DESCRIPTION (provided by applicant): The ability of HIV-1 to utilize the cellular machinery for nuclear entry allows the virus to infect resting CD4+ T cells and tissue macrophages, the two non-dividing cell types believed to play critical roles in HIV-1 transmission, persistence and pathogenesis. However, the precise mechanism and specific requirement of nuclear entry in HIV-1 replication remains unclear. Capsid is the major determinant for HIV-1 infection of non-dividing cells but also dictates the dependence of HIV-1 on TNPO3, a host molecule recently implicated in HIV-1 nuclear entry. Our preliminary studies found a perfect correlation between the dependence of HIV-1 capsid mutants on TNPO3 and their ability to infect non-dividing cells. The hypothesis being tested in this project is that the capsid protein regulates HIV-1 nuclear entry by assisting intracellular virus complexes in hijacking the TNPO3-dependent cellular machinery and this ability is critical for HIV-1 replication in vivo. In Aim 1, we will determine hw the HIV-1 capsid protein determines TNPO3 usage by HIV-1 and how TNPO3 and other host factors promote HIV-1 nuclear entry. We will next define the specific requirement of this TNPO3-dependent nuclear entry for HIV-1 replication in vivo. In Aim 2, we will study a unique case of HIV-1 capsid evolution in patients carrying the HLA-B27. Preliminary data suggests recurrent selection of TNPO3- dependent viruses in these patients. In Aim 3, we will combine our genetic data with a well-studied macaque model of HIV-1 by using simian immunodeficiency virus (SIV) to directly address the importance of nuclear entry in vivo. Here we will generate and utilize TNPO3-independent SIV mutants, which either retain or lose the ability to infect non-dividing cells. Successful completion of this proposed research will help us understand the mechanism by which HIV-1 exploits the nuclear transport machinery to maximize its propagation.
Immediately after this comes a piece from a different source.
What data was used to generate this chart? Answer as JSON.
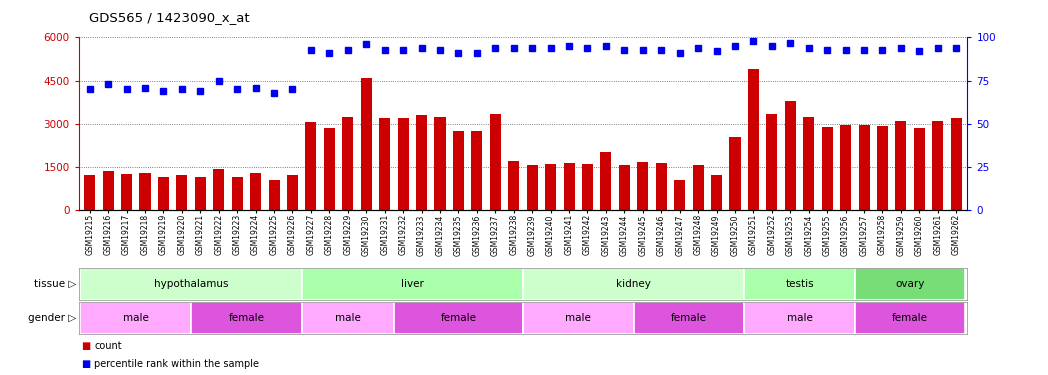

描述（由申请人提供）：HIV-1利用细胞机制进入细胞核的能力使病毒能够感染静息的CD4+ T细胞和组织巨噬细胞，这两种非分裂细胞类型被认为在HIV-1的传播、持续和发病中起关键作用。然而，HIV-1复制中核进入的确切机制和具体要求尚不清楚。衣壳是HIV-1感染非分裂细胞的主要决定因素，但也决定了HIV-1对TNPO3的依赖性，TNPO3是一种最近与HIV-1核进入有关的宿主分子。我们的初步研究发现，HIV-1衣壳突变体对TNPO3的依赖性与其感染非分裂细胞的能力之间存在完美的相关性。在这个项目中测试的假设是，衣壳蛋白通过协助细胞内病毒复合物劫持依赖tnpo3的细胞机制来调节HIV-1的核进入，这种能力对HIV-1在体内的复制至关重要。在Aim 1中，我们将确定HIV-1衣壳蛋白如何决定HIV-1对TNPO3的使用，以及TNPO3和其他宿主因子如何促进HIV-1进入核。接下来，我们将定义这种依赖tnpo3的核进入对HIV-1体内复制的具体要求。在Aim 2中，我们将研究携带HLA-B27的患者中HIV-1衣壳进化的独特案例。初步资料显示，这些患者反复选择依赖TNPO3的病毒。在Aim 3中，我们将通过使用猴免疫缺陷病毒（SIV）将我们的遗传数据与经过充分研究的HIV-1猕猴模型结合起来，直接解决体内核进入的重要性。在这里，我们将产生和利用不依赖tnpo3的SIV突变体，这些突变体要么保留要么失去感染非分裂细胞的能力。这项研究的成功完成将有助于我们了解HIV-1利用核转运机制最大化其传播的机制。